Gary-Rohan

There’s a lot of reasons why Gary Rohan was taken at pick six in the 2009 AFL Draft.

His precise ball movement, his goal sense, and his athletic ability. All standouts among his peers. But the thing that has always stood out about Rohan is his lightning, electric pace. Sheer speed, the likes of which is possessed by only a select few in the AFL.

That same speed is the reason why so many Sydney fans were devastated to see Rohan suffer the incredible, almost unfathomably bad compound break of his leg, early in the 2012 season.

An errant challenge from North Melbourne small forward Lindsay Thomas, who chose to slide in to contest the football on a wet day at the Sydney Cricket Ground, snapped the tibia and the fibula in Rohan’s right leg.

Sure, the incident was memorable for a few reasons – it led to the inception of the slide rule, media commentators called for Thomas’ suspension due to the negligence of the act, and it spurred Sydney to a 36-point win, but Rohan probably only remembers it for what it was – the end of his 2012 season, and much of his 2013 season as well.

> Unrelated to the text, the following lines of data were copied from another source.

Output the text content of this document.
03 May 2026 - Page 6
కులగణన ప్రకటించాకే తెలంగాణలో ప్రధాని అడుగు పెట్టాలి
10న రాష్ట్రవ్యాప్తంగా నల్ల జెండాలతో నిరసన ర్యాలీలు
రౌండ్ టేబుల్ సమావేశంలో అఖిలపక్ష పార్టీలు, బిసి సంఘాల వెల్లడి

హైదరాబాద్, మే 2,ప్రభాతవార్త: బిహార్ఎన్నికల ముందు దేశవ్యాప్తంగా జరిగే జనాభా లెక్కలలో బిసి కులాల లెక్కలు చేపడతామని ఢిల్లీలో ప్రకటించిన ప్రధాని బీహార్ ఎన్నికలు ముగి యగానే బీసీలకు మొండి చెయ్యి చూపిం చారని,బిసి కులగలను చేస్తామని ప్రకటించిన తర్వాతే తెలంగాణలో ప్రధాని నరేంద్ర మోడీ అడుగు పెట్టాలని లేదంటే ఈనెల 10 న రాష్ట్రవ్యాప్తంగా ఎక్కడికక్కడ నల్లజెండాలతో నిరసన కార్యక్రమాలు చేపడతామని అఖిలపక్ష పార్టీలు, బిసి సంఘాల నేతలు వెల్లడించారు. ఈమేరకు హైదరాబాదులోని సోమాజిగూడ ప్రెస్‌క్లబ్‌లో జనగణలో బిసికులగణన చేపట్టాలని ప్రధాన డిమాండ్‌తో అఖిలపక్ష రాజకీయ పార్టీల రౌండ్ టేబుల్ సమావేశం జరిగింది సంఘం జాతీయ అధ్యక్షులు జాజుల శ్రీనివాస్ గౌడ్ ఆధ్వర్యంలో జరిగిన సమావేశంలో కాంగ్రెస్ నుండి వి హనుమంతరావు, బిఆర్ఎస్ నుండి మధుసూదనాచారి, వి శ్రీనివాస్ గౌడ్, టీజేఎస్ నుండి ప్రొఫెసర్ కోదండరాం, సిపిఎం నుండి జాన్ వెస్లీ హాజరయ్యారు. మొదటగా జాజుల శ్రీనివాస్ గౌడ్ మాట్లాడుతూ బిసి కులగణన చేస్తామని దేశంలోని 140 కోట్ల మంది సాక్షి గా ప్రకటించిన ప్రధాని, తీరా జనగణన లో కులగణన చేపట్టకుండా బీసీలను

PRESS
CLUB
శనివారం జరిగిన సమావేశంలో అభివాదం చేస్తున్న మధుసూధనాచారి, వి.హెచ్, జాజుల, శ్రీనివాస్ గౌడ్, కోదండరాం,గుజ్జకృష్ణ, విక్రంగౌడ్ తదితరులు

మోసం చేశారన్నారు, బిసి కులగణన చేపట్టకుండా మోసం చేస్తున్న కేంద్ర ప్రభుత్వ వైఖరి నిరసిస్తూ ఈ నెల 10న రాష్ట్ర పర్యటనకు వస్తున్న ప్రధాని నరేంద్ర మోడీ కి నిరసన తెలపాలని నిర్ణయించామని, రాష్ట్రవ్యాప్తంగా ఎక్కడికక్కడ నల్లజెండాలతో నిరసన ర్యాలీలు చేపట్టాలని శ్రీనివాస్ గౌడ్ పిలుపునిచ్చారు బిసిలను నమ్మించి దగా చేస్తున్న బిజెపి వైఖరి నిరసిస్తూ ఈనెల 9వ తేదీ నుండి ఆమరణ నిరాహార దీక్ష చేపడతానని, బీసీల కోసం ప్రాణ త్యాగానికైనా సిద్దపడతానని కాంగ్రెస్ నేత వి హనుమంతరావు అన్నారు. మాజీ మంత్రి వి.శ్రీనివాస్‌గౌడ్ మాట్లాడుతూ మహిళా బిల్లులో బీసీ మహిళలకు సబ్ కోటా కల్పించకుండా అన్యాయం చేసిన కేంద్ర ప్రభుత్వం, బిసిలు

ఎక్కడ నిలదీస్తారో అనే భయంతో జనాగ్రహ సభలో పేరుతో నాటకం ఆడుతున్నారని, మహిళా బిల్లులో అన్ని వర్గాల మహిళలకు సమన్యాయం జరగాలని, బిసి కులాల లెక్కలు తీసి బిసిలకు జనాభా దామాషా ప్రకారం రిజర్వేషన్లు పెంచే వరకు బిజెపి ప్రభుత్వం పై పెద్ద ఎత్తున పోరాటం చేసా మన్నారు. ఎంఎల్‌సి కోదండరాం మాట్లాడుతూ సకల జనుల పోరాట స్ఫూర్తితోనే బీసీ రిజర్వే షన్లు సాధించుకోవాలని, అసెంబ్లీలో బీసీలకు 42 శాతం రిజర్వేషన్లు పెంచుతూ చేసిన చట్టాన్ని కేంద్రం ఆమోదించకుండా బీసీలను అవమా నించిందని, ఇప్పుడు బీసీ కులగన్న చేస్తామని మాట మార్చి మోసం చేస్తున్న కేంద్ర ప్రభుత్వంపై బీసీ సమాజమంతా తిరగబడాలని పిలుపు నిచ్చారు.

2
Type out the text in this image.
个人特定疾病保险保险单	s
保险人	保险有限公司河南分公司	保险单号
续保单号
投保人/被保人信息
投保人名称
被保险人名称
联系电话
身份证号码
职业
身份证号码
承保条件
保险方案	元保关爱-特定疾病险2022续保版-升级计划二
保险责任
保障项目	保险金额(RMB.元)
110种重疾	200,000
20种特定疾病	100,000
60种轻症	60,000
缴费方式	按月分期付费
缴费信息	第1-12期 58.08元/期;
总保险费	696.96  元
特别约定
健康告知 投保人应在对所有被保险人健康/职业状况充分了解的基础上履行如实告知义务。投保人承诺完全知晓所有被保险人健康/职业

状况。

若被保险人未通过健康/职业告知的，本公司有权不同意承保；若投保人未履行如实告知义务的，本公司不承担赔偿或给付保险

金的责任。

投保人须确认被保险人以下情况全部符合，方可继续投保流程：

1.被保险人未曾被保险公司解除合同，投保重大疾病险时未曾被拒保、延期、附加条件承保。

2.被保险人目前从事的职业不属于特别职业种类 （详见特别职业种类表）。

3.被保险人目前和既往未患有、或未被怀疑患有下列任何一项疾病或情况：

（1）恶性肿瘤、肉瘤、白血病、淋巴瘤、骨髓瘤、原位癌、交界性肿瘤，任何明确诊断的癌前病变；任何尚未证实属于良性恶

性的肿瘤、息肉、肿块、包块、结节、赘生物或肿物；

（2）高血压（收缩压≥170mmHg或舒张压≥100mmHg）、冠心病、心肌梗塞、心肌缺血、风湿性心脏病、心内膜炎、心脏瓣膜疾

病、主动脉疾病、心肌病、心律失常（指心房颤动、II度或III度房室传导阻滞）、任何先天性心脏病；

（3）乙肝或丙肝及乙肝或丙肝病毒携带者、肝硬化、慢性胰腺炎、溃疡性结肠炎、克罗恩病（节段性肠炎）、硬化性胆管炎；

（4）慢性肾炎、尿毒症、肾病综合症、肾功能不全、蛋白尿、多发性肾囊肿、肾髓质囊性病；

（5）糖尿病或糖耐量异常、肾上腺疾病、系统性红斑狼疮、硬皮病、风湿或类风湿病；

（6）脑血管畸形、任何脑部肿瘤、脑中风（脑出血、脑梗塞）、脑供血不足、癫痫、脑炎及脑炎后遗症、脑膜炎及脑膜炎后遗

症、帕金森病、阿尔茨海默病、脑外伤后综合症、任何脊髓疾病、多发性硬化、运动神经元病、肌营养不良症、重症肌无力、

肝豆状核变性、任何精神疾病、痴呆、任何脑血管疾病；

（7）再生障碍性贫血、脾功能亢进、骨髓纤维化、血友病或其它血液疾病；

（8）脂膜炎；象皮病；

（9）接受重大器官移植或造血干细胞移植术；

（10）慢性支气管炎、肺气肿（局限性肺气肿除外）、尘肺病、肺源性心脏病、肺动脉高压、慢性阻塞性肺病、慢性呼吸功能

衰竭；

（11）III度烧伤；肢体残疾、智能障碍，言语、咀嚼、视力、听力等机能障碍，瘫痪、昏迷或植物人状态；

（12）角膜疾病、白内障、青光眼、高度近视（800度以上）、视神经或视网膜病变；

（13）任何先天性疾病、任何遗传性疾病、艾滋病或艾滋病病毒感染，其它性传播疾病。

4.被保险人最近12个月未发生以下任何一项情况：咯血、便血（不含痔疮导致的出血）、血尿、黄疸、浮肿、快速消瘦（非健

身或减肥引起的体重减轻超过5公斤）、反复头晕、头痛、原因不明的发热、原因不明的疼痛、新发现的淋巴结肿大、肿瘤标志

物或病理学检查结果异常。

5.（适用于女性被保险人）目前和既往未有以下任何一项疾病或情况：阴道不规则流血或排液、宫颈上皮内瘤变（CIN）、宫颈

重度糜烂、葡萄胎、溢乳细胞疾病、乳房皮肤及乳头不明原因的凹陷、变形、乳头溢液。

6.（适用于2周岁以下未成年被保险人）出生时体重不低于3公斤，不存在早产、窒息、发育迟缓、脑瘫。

In the midst of the hysteria surrounding the injury and supporters baying for Thomas’ blood, Rohan exhibited another trait that no doubt contributed to his selection in the draft. He called talkback radio, as Gary from Cobden, and stated he had no ill will towards Thomas, and that the contest was “just part of footy”.

This week, with a top four spot all but sewn up, the focus hasn’t been on Sydney’s game against St Kilda. It’s important, yes, but it seems as though football media has downgraded it to a background spectacle, choosing to place more importance on Rohan’s return.

The Swans are a formidable outfit in terms of contested football, with a seemingly unending rotation of grunt midfielders that simply want the football more than their opponents. Kieren Jack, Daniel Hannebery, Josh Kennedy, Jarrad McVeigh, Jude Bolton and Tom Mitchell can all lay claims to spots in the competition’s premier inside midfield brigade.

Where they appear to lack is outside runners. Lewis Jetta has been injured, Adam Goodes is nearing the end of a wonderful and storied career and Jed Lamb is still learning the craft. The Swans almost need Rohan to play a few tune-up games, with the aim of preparing him for another finals campaign in that crucial outside running role.

Swans coach John Longmire admitted this week that Rohan has exceeded expectations, claiming that he would have been happy to see him “have a big pre-season, and get into next year after two or three reserve games”.

Even Rohan himself claimed surprise at being picked for the senior side, stating: “It hit me pretty hard, because I wasn’t expecting to play so soon.”

While injuries like Rohan’s are mercifully uncommon in the AFL, players like Michael Barlow and Nathan Brown have set the blueprint for recoveries from compound leg breaks.

Barlow suffered his injury in round 14 of 2010, and returned almost a year to the day later, in round 13 of 2011. Brown was injured in round 10 of 2005, and was part of Richmond’s team for their season opener in 2006.

It speaks volumes about the severity of Rohan’s injury that the rehabilitation period has been the longest of the three. Rohan’s struggle has been well documented – at one point even considering giving up the game – but from round four, 2012 to round 21, 2013, there has been nothing but hard work.

His attitude towards the challenges he has faced is best summed up by Longmire, who was quoted as saying: “He’s been able to get over those setbacks pretty quickly, so he’s probably surpassed my expectations, which is a real credit to a young bloke from the bush.”

So on Sunday, 16 long months of being lost in the wilderness will end, the 22-game career which was put on hold will resume, and Gary Rohan will step onto the SCG as a member of the Sydney Swans once again.

The fans will be eager to see whether Rohan has retained his pure pace or his jumping ability.

But for Rohan, it will simply be the joy of being out there.